El debate sobre la transformación de la educación dominicana se presenta en el texto como una elección entre dos caminos: uno, ligado a la Torre de Babel, asociado al orgullo, la autosuficiencia y el deseo de hacerse un nombre; otro, conectado con la reconstrucción de la muralla de Jerusalén, sustentado en el trabajo compartido, el reconocimiento de la fragilidad y el cuidado de lo que es de todos.
Desde esa oposición, el artículo emite una advertencia que enlaza con la exigencia de vigilancia ciudadana sobre cualquier reforma: la educación no puede convertirse en una obra levantada desde la imposición de una sola visión, la competencia por protagonismos ni la búsqueda de reconocimiento político, institucional o personal.
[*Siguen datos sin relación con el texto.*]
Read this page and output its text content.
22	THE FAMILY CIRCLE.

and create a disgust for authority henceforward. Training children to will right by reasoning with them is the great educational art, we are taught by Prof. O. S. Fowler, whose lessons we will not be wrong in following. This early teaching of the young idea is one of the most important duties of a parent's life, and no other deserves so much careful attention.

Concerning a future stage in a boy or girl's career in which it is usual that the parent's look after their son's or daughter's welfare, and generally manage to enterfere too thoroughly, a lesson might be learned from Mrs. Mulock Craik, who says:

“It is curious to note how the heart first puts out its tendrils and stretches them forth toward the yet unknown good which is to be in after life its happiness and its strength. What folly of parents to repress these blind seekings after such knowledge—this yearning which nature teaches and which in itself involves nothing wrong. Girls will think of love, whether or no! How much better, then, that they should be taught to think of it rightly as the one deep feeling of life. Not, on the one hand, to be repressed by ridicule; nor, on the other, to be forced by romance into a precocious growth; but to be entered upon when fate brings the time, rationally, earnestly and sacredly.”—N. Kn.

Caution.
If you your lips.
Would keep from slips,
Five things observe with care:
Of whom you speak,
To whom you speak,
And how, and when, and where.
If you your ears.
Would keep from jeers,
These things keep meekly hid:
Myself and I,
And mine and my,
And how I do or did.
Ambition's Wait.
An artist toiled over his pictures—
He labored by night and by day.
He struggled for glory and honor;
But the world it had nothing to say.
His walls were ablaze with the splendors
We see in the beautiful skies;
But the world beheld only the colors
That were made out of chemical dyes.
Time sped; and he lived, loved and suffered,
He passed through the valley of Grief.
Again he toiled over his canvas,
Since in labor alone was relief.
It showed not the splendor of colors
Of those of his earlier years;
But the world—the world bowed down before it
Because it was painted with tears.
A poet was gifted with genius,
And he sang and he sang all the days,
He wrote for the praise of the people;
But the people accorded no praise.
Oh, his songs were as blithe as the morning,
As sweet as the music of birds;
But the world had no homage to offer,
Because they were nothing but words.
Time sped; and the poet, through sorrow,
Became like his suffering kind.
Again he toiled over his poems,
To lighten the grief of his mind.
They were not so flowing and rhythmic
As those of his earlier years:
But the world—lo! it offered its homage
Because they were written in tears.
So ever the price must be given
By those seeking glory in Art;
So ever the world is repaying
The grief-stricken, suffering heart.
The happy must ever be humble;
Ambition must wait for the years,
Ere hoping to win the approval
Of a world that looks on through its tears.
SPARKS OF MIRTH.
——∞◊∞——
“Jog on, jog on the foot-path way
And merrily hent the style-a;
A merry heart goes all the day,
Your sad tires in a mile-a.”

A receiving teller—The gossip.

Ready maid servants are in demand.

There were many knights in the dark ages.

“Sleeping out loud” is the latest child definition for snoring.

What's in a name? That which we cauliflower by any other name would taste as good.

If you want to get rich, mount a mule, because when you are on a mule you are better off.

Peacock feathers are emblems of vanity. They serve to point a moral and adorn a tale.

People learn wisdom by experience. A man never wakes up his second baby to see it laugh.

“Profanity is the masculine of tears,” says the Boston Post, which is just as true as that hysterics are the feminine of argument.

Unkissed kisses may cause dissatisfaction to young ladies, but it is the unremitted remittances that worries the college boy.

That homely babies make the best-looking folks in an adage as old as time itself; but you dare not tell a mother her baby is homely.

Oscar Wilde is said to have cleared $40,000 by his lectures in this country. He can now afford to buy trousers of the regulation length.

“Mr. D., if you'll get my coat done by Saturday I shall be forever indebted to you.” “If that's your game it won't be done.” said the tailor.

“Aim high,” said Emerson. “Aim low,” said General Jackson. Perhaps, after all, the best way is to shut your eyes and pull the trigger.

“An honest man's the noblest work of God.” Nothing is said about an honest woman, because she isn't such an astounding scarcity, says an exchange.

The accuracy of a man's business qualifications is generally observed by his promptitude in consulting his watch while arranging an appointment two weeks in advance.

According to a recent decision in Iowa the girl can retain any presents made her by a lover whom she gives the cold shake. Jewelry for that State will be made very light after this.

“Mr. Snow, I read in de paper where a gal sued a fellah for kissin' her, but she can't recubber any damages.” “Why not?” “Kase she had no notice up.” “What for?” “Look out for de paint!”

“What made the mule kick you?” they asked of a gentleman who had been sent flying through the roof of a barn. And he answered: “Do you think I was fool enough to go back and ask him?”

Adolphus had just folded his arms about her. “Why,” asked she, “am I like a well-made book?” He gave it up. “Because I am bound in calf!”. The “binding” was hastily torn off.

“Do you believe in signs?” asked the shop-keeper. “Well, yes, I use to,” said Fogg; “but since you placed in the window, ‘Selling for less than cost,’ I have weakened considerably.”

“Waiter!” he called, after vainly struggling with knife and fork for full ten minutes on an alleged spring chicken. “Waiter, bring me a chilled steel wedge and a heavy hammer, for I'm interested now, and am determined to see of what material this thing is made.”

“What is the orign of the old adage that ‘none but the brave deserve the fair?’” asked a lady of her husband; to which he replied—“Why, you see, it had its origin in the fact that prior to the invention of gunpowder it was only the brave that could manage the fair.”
Tampoco, plantea, debe funcionar como plataforma de poder ni como carrera por adjudicarse la autoría de la transformación.
Con ese enfoque, el planteamiento devuelve la discusión a una prioridad de interés público: si el llamado a transformar la educación dominicana pretende ser genuino, debe encarar el origen de los problemas educativos y no quedarse en discursos grandilocuentes ni en agendas de imagen. En ese contraste entre construcción colectiva y afán de control, el texto resalta la necesidad de fiscalización social para que una reforma de gran impacto no acabe alejada de las comunidades, los maestros, los jóvenes y los niños a quienes dice servir.